The black sands at Djúpalónssandur and Dritvík are expansive and beautiful. Mom didn’t want to walk down to the beach, so we admired the views from the nice even wooden walkways above, which was fine with me since the girls and I spent a couple hours exploring the beach and basalt columns and cliffs just a few weeks ago.
Built in 1903, Ingjaldshólskirkja is the oldest concrete church in Iceland. According to kirkjukort.net (a nifty website that provides location, photos, and historical information for every church in Iceland), Christopher Columbus once spent a winter at Ingjaldshóll and there exists a painting of him poring over a map with the priest, with the church and the glacier in the background.
In any case, this was one of mom’s favorite stops around Snæfellsnes, and I understand why. The church stands on a hill (hence the name Ingjaldur’s Hill), fields of lupine billowing in a breeze that comes off the ocean and across ancient lava fields, Snæfellsjökull looming above.

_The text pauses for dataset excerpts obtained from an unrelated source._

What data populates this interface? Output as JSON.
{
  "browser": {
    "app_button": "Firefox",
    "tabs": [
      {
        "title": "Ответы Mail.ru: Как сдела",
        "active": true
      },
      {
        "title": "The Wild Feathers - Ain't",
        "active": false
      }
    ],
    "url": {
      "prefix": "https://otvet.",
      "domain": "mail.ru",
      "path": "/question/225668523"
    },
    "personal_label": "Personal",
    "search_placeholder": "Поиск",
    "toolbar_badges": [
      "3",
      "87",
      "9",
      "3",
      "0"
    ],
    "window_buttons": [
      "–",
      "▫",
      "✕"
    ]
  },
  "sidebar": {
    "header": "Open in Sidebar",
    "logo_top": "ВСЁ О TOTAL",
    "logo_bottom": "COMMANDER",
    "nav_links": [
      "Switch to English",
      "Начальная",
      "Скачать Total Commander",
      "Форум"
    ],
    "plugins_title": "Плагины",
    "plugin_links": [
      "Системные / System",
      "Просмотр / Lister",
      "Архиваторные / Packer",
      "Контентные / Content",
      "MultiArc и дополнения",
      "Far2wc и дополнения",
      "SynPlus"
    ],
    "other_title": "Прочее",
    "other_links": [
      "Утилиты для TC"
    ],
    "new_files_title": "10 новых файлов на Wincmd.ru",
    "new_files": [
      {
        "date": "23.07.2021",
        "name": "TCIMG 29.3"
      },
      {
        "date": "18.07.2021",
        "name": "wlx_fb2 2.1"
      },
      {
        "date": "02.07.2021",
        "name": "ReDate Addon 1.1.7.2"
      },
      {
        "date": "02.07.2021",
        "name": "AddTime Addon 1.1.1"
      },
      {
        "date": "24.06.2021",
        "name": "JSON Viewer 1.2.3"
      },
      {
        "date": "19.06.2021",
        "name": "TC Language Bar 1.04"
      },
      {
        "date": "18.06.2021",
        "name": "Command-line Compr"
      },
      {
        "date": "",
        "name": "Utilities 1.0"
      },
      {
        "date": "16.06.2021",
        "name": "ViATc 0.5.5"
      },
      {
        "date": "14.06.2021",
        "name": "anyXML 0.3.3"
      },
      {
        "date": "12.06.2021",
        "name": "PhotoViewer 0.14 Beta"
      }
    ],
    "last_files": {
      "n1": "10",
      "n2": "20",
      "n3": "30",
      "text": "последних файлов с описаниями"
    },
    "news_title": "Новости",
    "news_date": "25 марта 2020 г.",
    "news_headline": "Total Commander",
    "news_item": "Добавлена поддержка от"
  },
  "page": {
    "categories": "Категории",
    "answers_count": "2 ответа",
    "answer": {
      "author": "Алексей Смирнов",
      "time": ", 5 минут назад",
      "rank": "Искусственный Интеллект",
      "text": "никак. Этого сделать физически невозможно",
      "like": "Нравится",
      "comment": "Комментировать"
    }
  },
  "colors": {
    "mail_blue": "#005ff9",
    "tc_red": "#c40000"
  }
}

If you drive clockwise around Snæfellsnes, Grundarfjörður is the last town you’ll see before you arrive in Stykkishólmur. The distinctive, imposing peak Kirkjufell stands majestically over the town, and across from her is a charming waterfall named after the mountain (Kirkjufellsfoss). The girls and I didn’t take time to see the waterfall on our trip, so it was nice to have another chance.

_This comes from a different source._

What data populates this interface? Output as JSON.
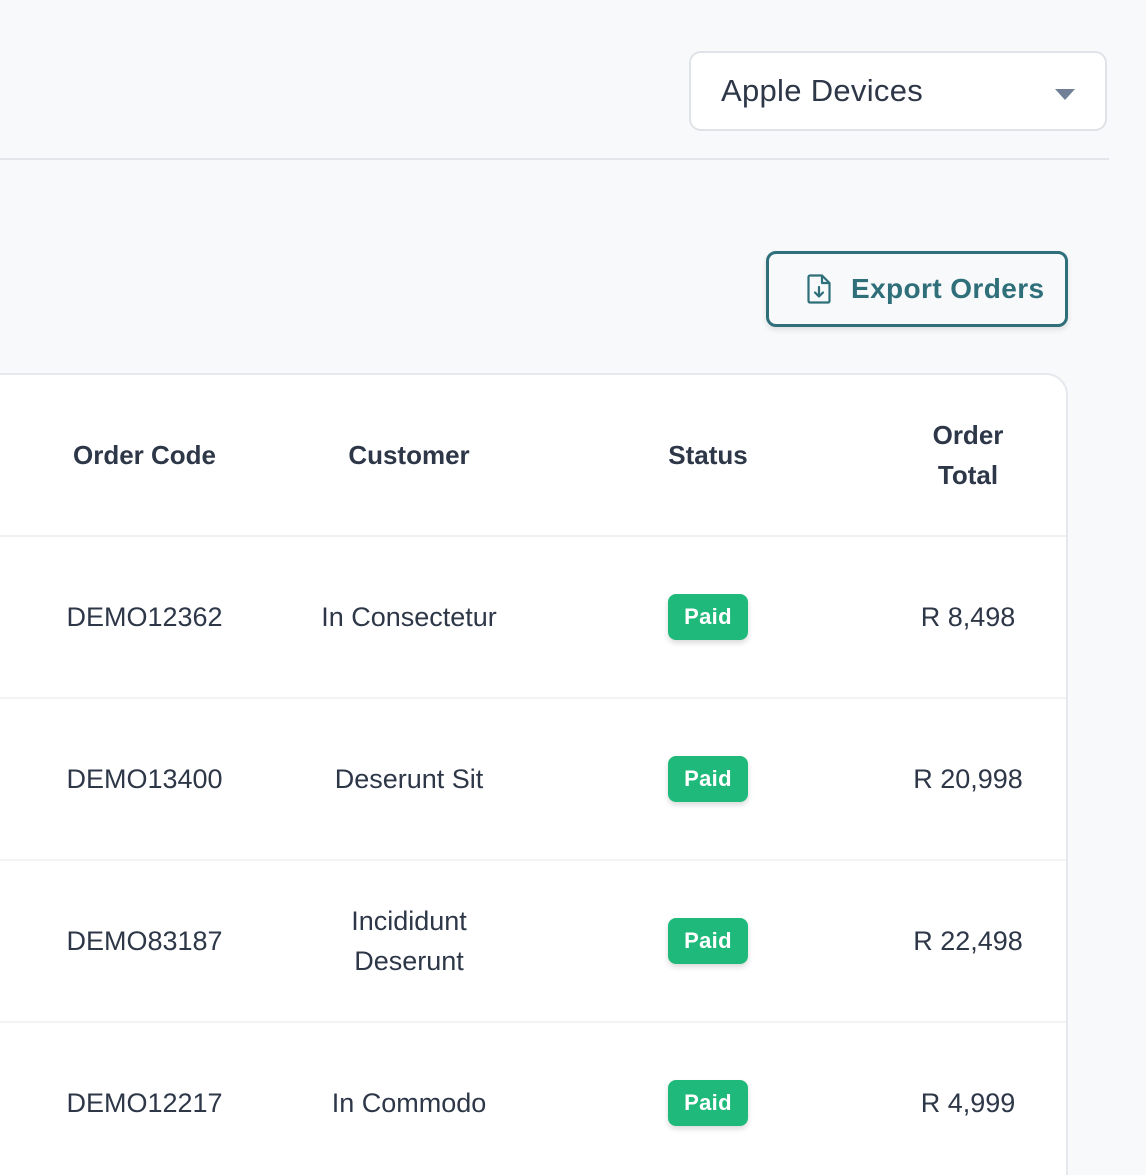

Around dinnertime, we arrived in Stykkishólmur, our home for the night. I’d booked a guesthouse and figured it wouldn’t be too difficult to find in a town so tiny. Well, I was wrong. Using directions from the website, the map app on my phone, our eyeballs, brains, and common sense, we still spent about thirty minutes driving in circles not finding the guesthouse. Stykkishólmur is tiny, yes, but it also has a very odd layout with dead ends and weird little alleys. My mom and I were both tired and hungry and I was getting irritated when all of a sudden I saw something blue out of the corner of my eye. I know that blue, I thought. “Mom, I think that’s my nun!” I exclaimed, pointing across the street. Sure enough, there on the front porch stood “my nun,” an American classmate from HÍ who just so happens to be a nun and live in Stykkishólmur. I had hoped to meet up with her while we were in town, but I didn’t expect to run into her like that (although I really should have, because Iceland). Anyway, she appeared in all her blue-nun glory at just the right moment. We explained our embarrassing inability to locate our guesthouse, and she asked us for the address. When we told her, she pointed behind us to a house about two doors down and said, “That’s it right there!” Yes, I managed to book a guesthouse with a view of the nuns’ home.

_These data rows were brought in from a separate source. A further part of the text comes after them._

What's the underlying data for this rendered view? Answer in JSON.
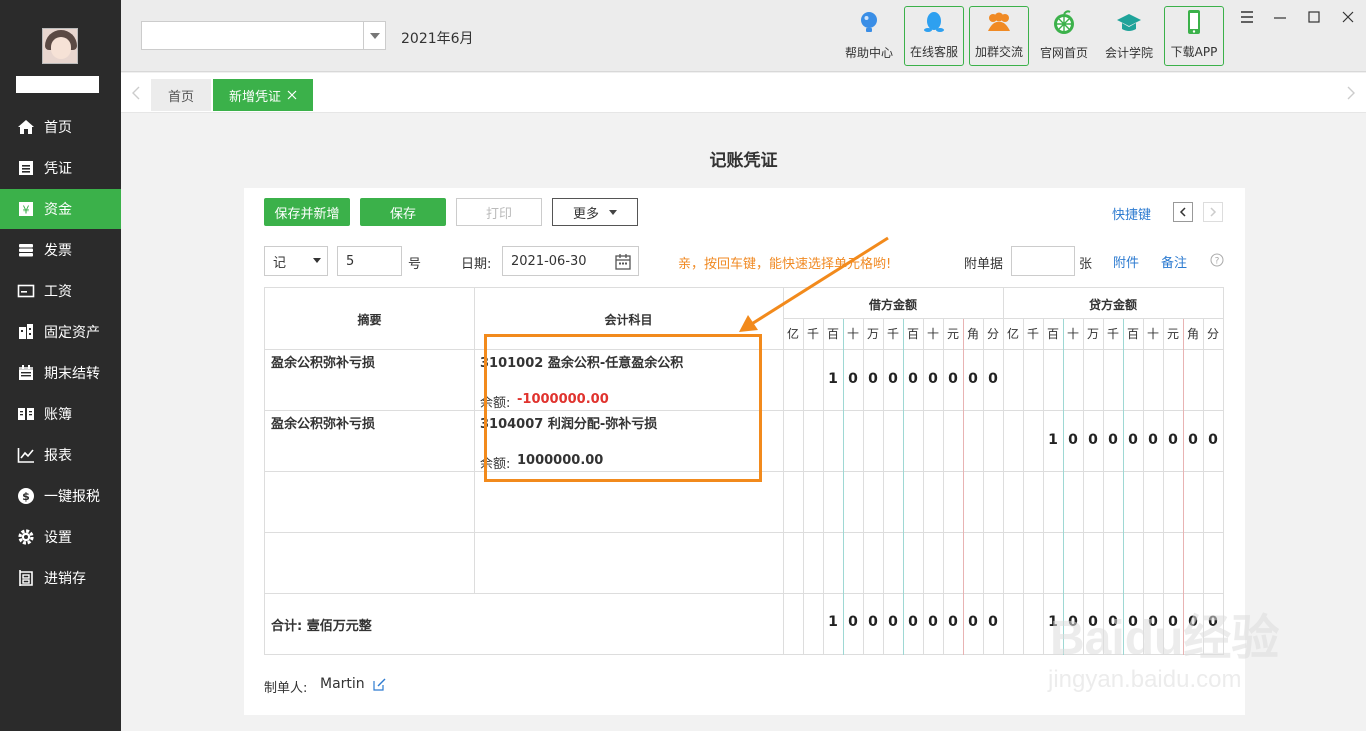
{
  "header": {
    "period": "2021年6月",
    "buttons": [
      {
        "label": "帮助中心"
      },
      {
        "label": "在线客服"
      },
      {
        "label": "加群交流"
      },
      {
        "label": "官网首页"
      },
      {
        "label": "会计学院"
      },
      {
        "label": "下载APP"
      }
    ]
  },
  "sidebar": {
    "items": [
      {
        "label": "首页"
      },
      {
        "label": "凭证"
      },
      {
        "label": "资金"
      },
      {
        "label": "发票"
      },
      {
        "label": "工资"
      },
      {
        "label": "固定资产"
      },
      {
        "label": "期末结转"
      },
      {
        "label": "账簿"
      },
      {
        "label": "报表"
      },
      {
        "label": "一键报税"
      },
      {
        "label": "设置"
      },
      {
        "label": "进销存"
      }
    ],
    "active": "资金"
  },
  "tabs": [
    {
      "label": "首页"
    },
    {
      "label": "新增凭证"
    }
  ],
  "page": {
    "title": "记账凭证",
    "save_new_label": "保存并新增",
    "save_label": "保存",
    "print_label": "打印",
    "more_label": "更多",
    "shortcut_label": "快捷键",
    "voucher_word": "记",
    "voucher_no": "5",
    "no_suffix": "号",
    "date_label": "日期:",
    "date_value": "2021-06-30",
    "tip": "亲，按回车键，能快速选择单元格哟!",
    "attach_label": "附单据",
    "attach_value": "",
    "attach_unit": "张",
    "attachment_link": "附件",
    "remark_link": "备注",
    "maker_label": "制单人:",
    "maker_name": "Martin"
  },
  "table": {
    "headers": {
      "summary": "摘要",
      "account": "会计科目",
      "debit": "借方金额",
      "credit": "贷方金额"
    },
    "digit_headers": [
      "亿",
      "千",
      "百",
      "十",
      "万",
      "千",
      "百",
      "十",
      "元",
      "角",
      "分"
    ],
    "rows": [
      {
        "summary": "盈余公积弥补亏损",
        "account": "3101002 盈余公积-任意盈余公积",
        "balance_label": "余额:",
        "balance": "-1000000.00",
        "debit": "100000000",
        "credit": ""
      },
      {
        "summary": "盈余公积弥补亏损",
        "account": "3104007 利润分配-弥补亏损",
        "balance_label": "余额:",
        "balance": "1000000.00",
        "debit": "",
        "credit": "100000000"
      },
      {
        "summary": "",
        "account": "",
        "balance_label": "",
        "balance": "",
        "debit": "",
        "credit": ""
      },
      {
        "summary": "",
        "account": "",
        "balance_label": "",
        "balance": "",
        "debit": "",
        "credit": ""
      }
    ],
    "total_label": "合计: 壹佰万元整",
    "total_debit": "100000000",
    "total_credit": "100000000"
  },
  "colors": {
    "accent": "#3bb14a",
    "highlight": "#f28a1c",
    "negative": "#e0332e",
    "link": "#2d7bd0"
  },
  "watermark": {
    "brand": "Baidu经验",
    "url": "jingyan.baidu.com"
  }
}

American Nun kindly invited us over for dinner, and I think I may have said yes without even consulting my mother, because when a nun invites you to dinner, you say yes, you just have to.
American Nun lives in a home right by the church with Brazilian Nun, who had just the night before made a huge amount of homemade pizza, which we gladly helped them eat. The nuns told us about life in Stykkishólmur and there was never a dull moment in the conversation. I particularly enjoyed when American Nun told us about an Icelandic friend of hers who uses the expression, “I stone forgot!” (which is a literal translation of the Icelandic verb “að steingleyma,” to completely forget, and now that I’ve taken so long to explain this, anyone who didn’t laugh immediately definitely won’t find this funny).
Anyway, after pizza, we enjoyed Icelandic ice cream bars and American candy (in honor of July 4, of course). The guesthouse had screwed up our reservation and given us a room with one bed instead of two, so the nuns kindly invited me to sleep in their guest room. I didn’t want to impose, but I also really wanted to sleep well, so I accepted, and slept in their basement guest room next to their basement chapel.
Takk fyrir okkur, nunnurnar mínar! Það var ógleymanleg heimsókn til ykkar!